Scientists have found a new way to make better batteries using a common lithium salt, and it could change the way batteries are manufactured.
The key lies in a process called sublimation, where a solid turns directly into a gas without becoming a liquid first.
It’s the same process that gives a comet its glowing tail when it gets close to the sun.
In this new study, researchers at the U.S. Department of Energy’s Pacific Northwest National Laboratory (PNNL) discovered that lithium oxide (Li₂O), when heated, gives off vapors that help form single-crystal materials—an ideal structure for making strong, long-lasting batteries.
Their findings, published in Nature Energy, could lead to cheaper and more efficient battery production.
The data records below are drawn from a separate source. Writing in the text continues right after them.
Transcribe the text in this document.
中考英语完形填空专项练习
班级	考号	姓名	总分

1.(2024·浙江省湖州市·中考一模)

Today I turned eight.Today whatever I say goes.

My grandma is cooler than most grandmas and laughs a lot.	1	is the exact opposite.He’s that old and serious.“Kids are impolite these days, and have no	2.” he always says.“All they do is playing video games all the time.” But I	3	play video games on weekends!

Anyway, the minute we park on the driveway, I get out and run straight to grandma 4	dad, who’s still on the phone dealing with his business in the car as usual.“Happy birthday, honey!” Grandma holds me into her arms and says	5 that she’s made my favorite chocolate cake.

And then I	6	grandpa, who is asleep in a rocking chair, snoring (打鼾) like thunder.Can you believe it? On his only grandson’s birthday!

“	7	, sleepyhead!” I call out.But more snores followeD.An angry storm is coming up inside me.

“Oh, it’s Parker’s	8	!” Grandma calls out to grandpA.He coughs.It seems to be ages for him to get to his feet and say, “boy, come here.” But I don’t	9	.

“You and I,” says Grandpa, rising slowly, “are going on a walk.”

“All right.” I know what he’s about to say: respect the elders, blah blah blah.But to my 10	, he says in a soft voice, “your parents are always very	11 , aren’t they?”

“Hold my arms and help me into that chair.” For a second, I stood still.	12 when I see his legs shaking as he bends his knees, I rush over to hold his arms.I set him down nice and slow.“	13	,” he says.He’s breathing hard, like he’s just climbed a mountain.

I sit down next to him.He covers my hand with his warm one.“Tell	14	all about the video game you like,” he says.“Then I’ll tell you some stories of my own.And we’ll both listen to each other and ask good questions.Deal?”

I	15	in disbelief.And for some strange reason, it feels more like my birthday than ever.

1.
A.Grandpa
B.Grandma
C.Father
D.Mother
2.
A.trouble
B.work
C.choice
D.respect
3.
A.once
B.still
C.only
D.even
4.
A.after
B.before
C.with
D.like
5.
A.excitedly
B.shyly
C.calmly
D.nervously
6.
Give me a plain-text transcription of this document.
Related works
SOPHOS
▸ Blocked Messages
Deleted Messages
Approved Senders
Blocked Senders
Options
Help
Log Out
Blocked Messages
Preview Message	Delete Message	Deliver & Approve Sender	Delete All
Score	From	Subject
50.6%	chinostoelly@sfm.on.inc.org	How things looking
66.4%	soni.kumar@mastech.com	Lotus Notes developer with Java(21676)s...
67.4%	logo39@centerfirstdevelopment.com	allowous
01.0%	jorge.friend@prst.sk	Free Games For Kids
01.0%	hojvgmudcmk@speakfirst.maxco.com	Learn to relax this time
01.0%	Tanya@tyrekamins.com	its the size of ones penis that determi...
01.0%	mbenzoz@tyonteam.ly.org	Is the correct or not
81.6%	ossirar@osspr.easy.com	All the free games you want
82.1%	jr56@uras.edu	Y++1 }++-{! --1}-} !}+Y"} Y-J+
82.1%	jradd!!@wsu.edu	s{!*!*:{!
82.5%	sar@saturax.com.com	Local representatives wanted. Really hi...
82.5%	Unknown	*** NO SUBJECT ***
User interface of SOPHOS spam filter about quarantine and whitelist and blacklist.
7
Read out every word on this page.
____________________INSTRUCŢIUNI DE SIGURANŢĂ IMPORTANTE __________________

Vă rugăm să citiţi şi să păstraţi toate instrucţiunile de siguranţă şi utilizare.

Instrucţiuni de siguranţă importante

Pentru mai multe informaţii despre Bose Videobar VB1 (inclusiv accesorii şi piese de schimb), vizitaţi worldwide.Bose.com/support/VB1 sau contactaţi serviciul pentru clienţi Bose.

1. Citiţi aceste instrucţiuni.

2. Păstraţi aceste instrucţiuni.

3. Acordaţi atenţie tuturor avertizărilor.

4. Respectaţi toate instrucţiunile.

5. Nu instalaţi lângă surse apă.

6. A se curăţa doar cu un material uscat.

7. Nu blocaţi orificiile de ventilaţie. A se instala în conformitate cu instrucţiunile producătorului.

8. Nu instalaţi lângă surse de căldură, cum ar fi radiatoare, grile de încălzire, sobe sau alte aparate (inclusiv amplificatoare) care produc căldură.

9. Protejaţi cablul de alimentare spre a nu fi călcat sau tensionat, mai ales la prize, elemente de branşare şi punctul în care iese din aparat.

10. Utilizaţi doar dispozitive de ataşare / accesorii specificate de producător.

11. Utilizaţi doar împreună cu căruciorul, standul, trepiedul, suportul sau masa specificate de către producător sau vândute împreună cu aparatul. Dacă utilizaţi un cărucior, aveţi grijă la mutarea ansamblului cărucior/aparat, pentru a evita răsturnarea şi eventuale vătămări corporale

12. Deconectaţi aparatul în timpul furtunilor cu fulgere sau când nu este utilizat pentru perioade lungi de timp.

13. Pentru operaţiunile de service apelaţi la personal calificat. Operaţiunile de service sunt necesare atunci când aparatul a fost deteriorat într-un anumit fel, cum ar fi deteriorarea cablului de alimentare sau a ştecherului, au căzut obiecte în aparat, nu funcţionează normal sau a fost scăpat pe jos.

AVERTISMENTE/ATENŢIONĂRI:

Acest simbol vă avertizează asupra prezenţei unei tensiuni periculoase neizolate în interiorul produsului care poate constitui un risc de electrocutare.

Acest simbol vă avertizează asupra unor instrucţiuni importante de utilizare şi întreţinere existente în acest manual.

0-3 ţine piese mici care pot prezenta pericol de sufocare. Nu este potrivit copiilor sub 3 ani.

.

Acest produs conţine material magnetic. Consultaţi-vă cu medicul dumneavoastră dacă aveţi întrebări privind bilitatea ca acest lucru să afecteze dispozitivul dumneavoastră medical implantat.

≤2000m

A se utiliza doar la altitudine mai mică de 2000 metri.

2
Right now, most lithium-ion batteries are made using nickel, cobalt, and manganese.
Adding more nickel improves battery performance and cuts down on cost, but there’s a downside. Nickel-rich materials tend to form clumps, or “polycrystals,” which are like cookies full of chocolate chips.
These clumps develop weak spots over time as the battery charges and discharges, leading to cracks that reduce battery life.
To solve this problem, scientists want to create “single crystals”—materials with a uniform structure and no weak boundaries.
This would be like baking a cookie where the chocolate is spread evenly throughout, making it more stable and longer-lasting.
Researchers have been trying to find better ways to make these single crystals. Typically, lithium hydroxide (LiOH) is used in production because it melts at a lower temperature. Li₂O, on the other hand, melts at a very high temperature (1,438°C), so it’s been mostly ignored—until now.
When the PNNL team heated Li₂O to around 900°C and combined it with nickel-rich materials, they were surprised to see single crystals form easily.
After many tests and help from Thermo Fisher Scientific’s advanced microscopes, they confirmed that the effect was caused by sublimation. The Li₂O vapor seeps into the other materials and triggers the formation of strong, single-crystal structures.
The team also discovered something even more promising: they could use this process to recycle old battery materials. By simply mixing and heating waste polycrystal material with Li₂O, they turned it into high-quality single crystals.
These new crystals performed well even after 1,000 charge-discharge cycles, showing excellent long-term stability.
This breakthrough could significantly reduce manufacturing costs and improve battery lifespan. However, there are still some hurdles. Li₂O isn’t widely used in industry yet, and its current price is high. But it can be made from other common lithium salts like LiOH, which may help bring down costs.
The PNNL team, led by battery expert Dr. Jie Xiao, is now working with industry partners to scale up the process. They hope to start supplying single-crystal battery materials to manufacturers by 2026. If successful, this new method could help power everything from smartphones to electric cars more reliably and affordably.